Drought grass

School’s back. Here’s a story The Age ran five years ago, when the weather was dry. Very dry.

THE DROUGHT is over at our school. The grass is greener now, brighter and softer than anything that rain and sunshine and soil could ever bring. Children play happily before, during and after school. And neighbours play there too, as early as seven in the morning, as late as nine in the evening.

Everything has changed since the September school holidays last year when two play areas were transformed from barren dustbowls to dream-like fields of green.

It was a sign of the times, of an over-crowded playground and of not enough rain. Real grass couldn’t possibly grow under several hundred pairs of feet, so the school invested in artificial turf. Drought grass, I call it. Lawn that has no seeds, no roots, no seasons. Grass that never grows.

In a way it is a shame it has come to this,  that we have to resort to trying to imitate nature. But the schoolchildren and the neighbourhood have taken to it, like ducks to water.

The larger play area, 50 metres by 25 metres and long-nicknamed The Nullabor, has become a soccer pitch. It used to be a footy ground of sorts. The kids would improvise and create their own oval: the two poplars at one end were goal posts and the space between the gum tree and the brick barbecue were the other goal posts. In summer the barbecue became cricket stumps and the poplars were part of the boundary.

There was even a grandstand, if you let your imagination take over: a small amphitheatre of old telephone poles on the ground and lovely big ancient rocks.

But that’s all gone now, replaced by a smooth, neat rectangular soccer pitch. It’s an arresting sight, there’s no doubt about that. A surprise to the eyes. And there are no poplar shoots to trip over. No poplars at all. (The local magpies looked lost for a while, waiting for the new peppercorns to grow.)

The smaller play area is almost triangular in shape, with the three points of the triangle softened and curved. This area is also green, but blue and tan and white as well. There’s a two-lane 100 metre running track, markings for games like handball, and a white diamond for your choice of rounders, t-ball, softball or baseball.

This smaller area used to be a bit of a footy ground too but it was also hard and rough and dusty. And it had a steel grate right in the middle of it.

The schoolchildren flock to these areas now, these oases. They love the softness and the safety, the colour and the novelty of it all. They do handstands and cartwheels. They play soccer and cricket. Some even sit and talk.

And the neighbours play here as well. On two Sunday mornings I’ve seen a group of twenty-year olds from up the street playing lawn bowls at seven o’clock.

On weekends I’ve seen toddlers on training wheels riding across the smooth grass, knowing it won’t hurt if they fall.

I’ve seen teenagers sprinting around the tan track, resting and sprinting again. Smiling and filming each other with their mobile phones, and saying Let’s put this on YouTube! (And they did.)

I’ve seen two blokes in their forties kicking a footy around after work. In the heart of summer. Their ageing knees and ankles can relax on this turf. Their footsteps find a certainty that cannot be found at the parched local footy ground.
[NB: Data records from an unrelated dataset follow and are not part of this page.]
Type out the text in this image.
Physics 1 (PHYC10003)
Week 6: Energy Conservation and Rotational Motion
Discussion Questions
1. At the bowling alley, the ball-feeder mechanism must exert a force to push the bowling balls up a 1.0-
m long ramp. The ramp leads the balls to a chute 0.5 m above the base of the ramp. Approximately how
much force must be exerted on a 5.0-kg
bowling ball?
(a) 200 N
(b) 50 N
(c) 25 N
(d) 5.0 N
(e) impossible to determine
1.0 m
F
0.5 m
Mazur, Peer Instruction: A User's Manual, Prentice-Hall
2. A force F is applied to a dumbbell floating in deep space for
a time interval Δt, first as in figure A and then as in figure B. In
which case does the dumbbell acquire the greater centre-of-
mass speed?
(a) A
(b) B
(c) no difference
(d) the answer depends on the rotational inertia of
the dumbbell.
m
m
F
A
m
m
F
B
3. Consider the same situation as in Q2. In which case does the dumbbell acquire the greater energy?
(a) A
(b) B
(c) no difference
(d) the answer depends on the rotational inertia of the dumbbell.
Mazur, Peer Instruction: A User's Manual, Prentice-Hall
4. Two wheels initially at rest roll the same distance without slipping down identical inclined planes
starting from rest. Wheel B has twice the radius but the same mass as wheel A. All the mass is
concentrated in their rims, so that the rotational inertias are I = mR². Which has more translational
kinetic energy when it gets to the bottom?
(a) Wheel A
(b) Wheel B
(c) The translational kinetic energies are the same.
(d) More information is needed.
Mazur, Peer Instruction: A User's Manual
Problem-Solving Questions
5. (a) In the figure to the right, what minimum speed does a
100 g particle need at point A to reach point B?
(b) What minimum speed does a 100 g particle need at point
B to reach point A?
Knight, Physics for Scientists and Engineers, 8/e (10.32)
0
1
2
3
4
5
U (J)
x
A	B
Kids play soccer there, seemingly all weekend, dreaming of playing for Manchester United or Melbourne Victory. They kick off their runners and play barefoot, their soles blackened by the plastic dirt between the plastic blades of grass. As the sun sets they finally go home.

When the fields are empty I take more notice of the young peppercorns and the native shrubs that border half of the soccer pitch. These plants, along with the native grasses by the grade six classroom and the hedge by the school’s front entrance are still crying for water. No plastic leaves, no artificial branches, no polystyrene roots will replace these plants if the drought goes on and on and on.

And I wonder: if the drought really does break – across Melbourne, across Victoria, across Australia – will the burst of greenery bring out the people, bring out the neighbours?  Will people flock to parks and ovals and play, just as so many have been drawn like a magnet to our school’s fake fields of green?

Will the falling rain bring us out of our homes, out of our shells, out of our selves? Will people want to play and laugh and run and do cartwheels as they smell and feel the real green grass, as they come and see the real thing?

May we happily play on the drought grass but may we not forget the need for rain, for dark brown soil, for wet green blades. The need for roots that hold onto the earth. The need for puddles in the goal-square and mud in the middle of the ground. May the rain waken us from the green dream and remind us what it’s like to have real dirt and real grass between our toes.